This blog post was inspired by this piece by Wil Wheaton: I haven’t thought about the kid who bullied me in over twenty years.
I was the fat kid with severe seasonal/exercise induced Asthma in elementary and middle school, and also the kid with a huge target on his back. I wanted nothing more than to be like every other kid at my school and just blend in. I changed my wardrobe, tried to listen to the right music, put away comic books, and just tried to disappear.
No matter how hard I tried, I was still the outsider. Always picked last in gym class for sure, but also the only kid stuck inside during recess, because the twenty minutes outdoors during spring could land me a trip to the ER. I was lucky enough to have friends during this time period, some of which I still have today, but I will always remember the confused looks on my peers faces when it was time to go outside.
Middle School did not start well for me. This was the time when sports started to rule, and I was the furthest thing from an athlete. Gym Class was always the worst time of day for me, and the confused looks and kids faces turned to laughter. When I hear bullying stories on the news, or see articles/blog posts like the one by Wil Wheaton that I’ve shared above, this is the time I re-live. The time when the taunts went from “What’s your problem?” to “You’re ugly, you smell, get away from me”. Every time I would see this particular boy or any of his friends, I would immediately start to cringe and shut down inside. It went so far as this particular group writing “Andy Smells” on chalkboards before classes we would share, or scratching those words into desks across the school so I could find them throughout the year.
Thankfully, I was one of the bigger kids at the time, so I really didn’t have that much physical abuse beyond shoving and the occasional punch to the arm. Being a big guy finally became an advantage when I decided to fight back. I would always start with my words, and I was pretty good a shutting people down with them. I’m frequently asked today why I’m so quick to respond, and therein lies the answer. I had to say something back before they got in another jab, or before someone else would chime in against me.
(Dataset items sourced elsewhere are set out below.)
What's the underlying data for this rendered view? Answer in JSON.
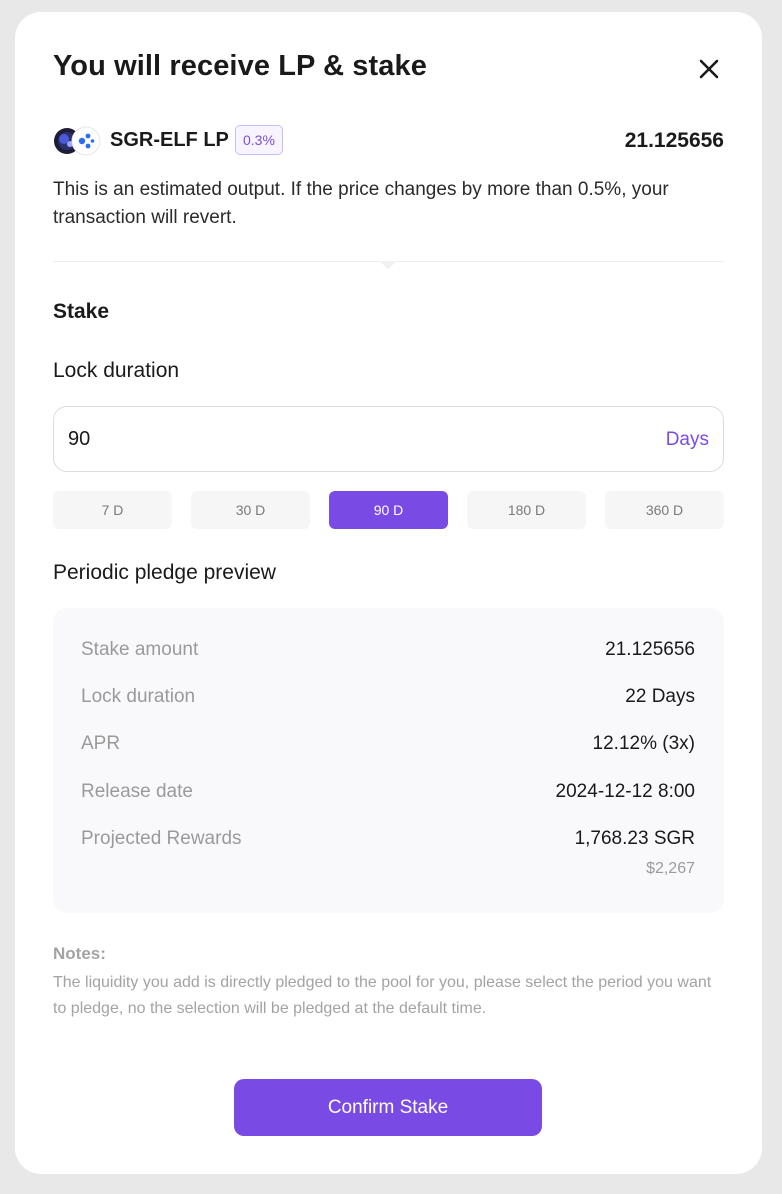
{
  "modal": {
    "title": "You will receive LP & stake"
  },
  "lp": {
    "name": "SGR-ELF LP",
    "fee": "0.3%",
    "amount": "21.125656",
    "estimate_text": "This is an estimated output. If the price changes by more than 0.5%, your transaction will revert."
  },
  "stake": {
    "section_title": "Stake",
    "lock_duration_label": "Lock duration",
    "input_value": "90",
    "input_unit": "Days",
    "chips": [
      "7 D",
      "30 D",
      "90 D",
      "180 D",
      "360 D"
    ],
    "active_chip": "90 D"
  },
  "preview": {
    "title": "Periodic pledge preview",
    "rows": [
      {
        "label": "Stake amount",
        "value": "21.125656"
      },
      {
        "label": "Lock duration",
        "value": "22 Days"
      },
      {
        "label": "APR",
        "value": "12.12% (3x)"
      },
      {
        "label": "Release date",
        "value": "2024-12-12 8:00"
      },
      {
        "label": "Projected Rewards",
        "value": "1,768.23 SGR",
        "sub": "$2,267"
      }
    ]
  },
  "notes": {
    "title": "Notes:",
    "text": "The liquidity you add is directly pledged to the pool for you, please select the period you want to pledge, no the selection will be pledged at the default time."
  },
  "actions": {
    "confirm_label": "Confirm Stake"
  },
  "colors": {
    "accent": "#7a4ae4",
    "muted": "#9a9a9a",
    "background": "#e8e8e8"
  },
  "icons": {
    "close": "close-icon",
    "token_a": "sgr-token-icon",
    "token_b": "elf-token-icon"
  }
}
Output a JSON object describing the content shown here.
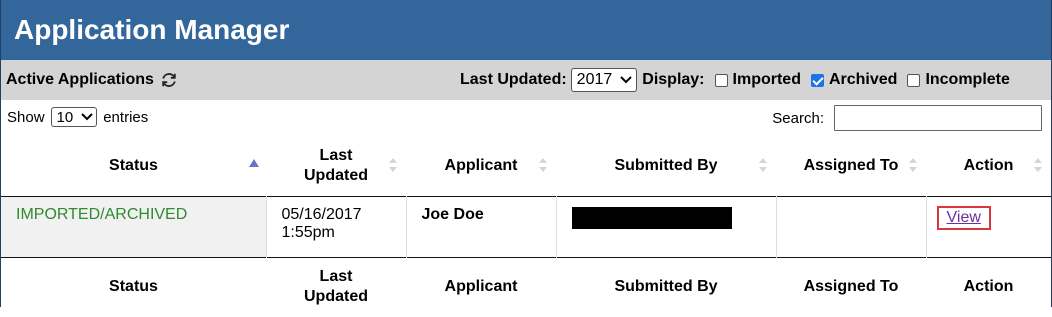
{
  "app": {
    "title": "Application Manager"
  },
  "toolbar": {
    "active_label": "Active Applications",
    "refresh_icon": "refresh-icon",
    "last_updated_label": "Last Updated:",
    "year_value": "2017",
    "display_label": "Display:",
    "filters": [
      {
        "label": "Imported",
        "checked": false
      },
      {
        "label": "Archived",
        "checked": true
      },
      {
        "label": "Incomplete",
        "checked": false
      }
    ]
  },
  "controls": {
    "show_label": "Show",
    "entries_value": "10",
    "entries_label": "entries",
    "search_label": "Search:",
    "search_value": ""
  },
  "table": {
    "columns": [
      "Status",
      "Last Updated",
      "Applicant",
      "Submitted By",
      "Assigned To",
      "Action"
    ],
    "rows": [
      {
        "status": "IMPORTED/ARCHIVED",
        "last_updated_date": "05/16/2017",
        "last_updated_time": "1:55pm",
        "applicant": "Joe Doe",
        "submitted_by": "",
        "assigned_to": "",
        "action": "View"
      }
    ]
  },
  "colors": {
    "title_bar": "#33669a",
    "toolbar_bg": "#d4d4d4",
    "status_text": "#2e8b2e",
    "link": "#6b2fa0",
    "highlight_box": "#d9363e"
  }
}
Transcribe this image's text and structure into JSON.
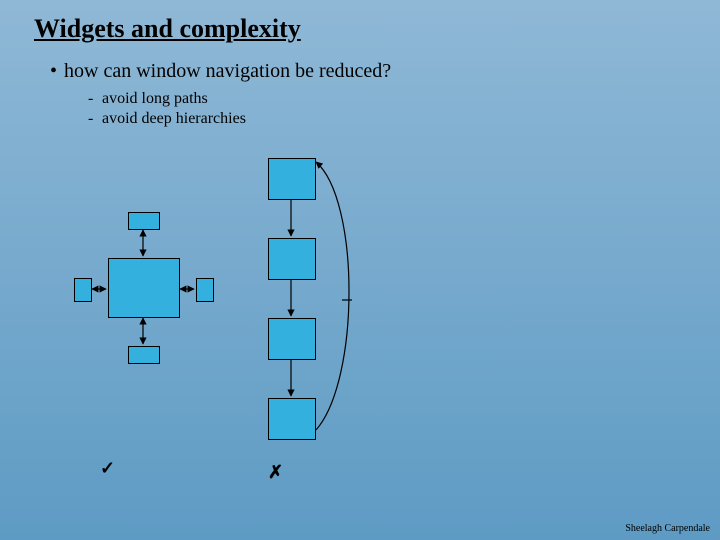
{
  "title": "Widgets and complexity",
  "bullet": "how can window navigation be reduced?",
  "sub1": "avoid long paths",
  "sub2": "avoid deep hierarchies",
  "mark_good": "✓",
  "mark_bad": "✗",
  "author": "Sheelagh Carpendale",
  "diagram": {
    "left": {
      "description": "hub-and-spoke navigation (shallow)",
      "center_box": "large",
      "outer_boxes": 4,
      "arrows": "bidirectional"
    },
    "right": {
      "description": "linear chain navigation (deep)",
      "boxes": 4,
      "arrows": "sequential with long back-arc"
    }
  }
}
It was a skill I developed quickly out of necessity.
Unfortunately, there were times when words were not enough, and I’d be forced to get physical. I tried to never throw the first punch, and my goal was never to have anyone get seriously hurt. I only wanted them to know that I would never again suffer them silently. I would never again let their words and actions create tears. I would never again let them make me so upset that I would beg my parents to not go back to school, even while being dragged into the building. I would never again let those people run my life. After a few years, my bullies got the message and backed off, but I didn’t stop there. I had friends who were teased relentlessly as well, and I never sat by and let them take it.
My bullying story ends with me standing up for myself and quite literally fighting back at those who tried to hurt me. Not everyone’s story has a happy ending though. I will always support anti-bullying campaigns, and if I ever see anyone trying to break someone else down because they’re different, or they like something the other person/group doesn’t, or just because, I will not stay silent.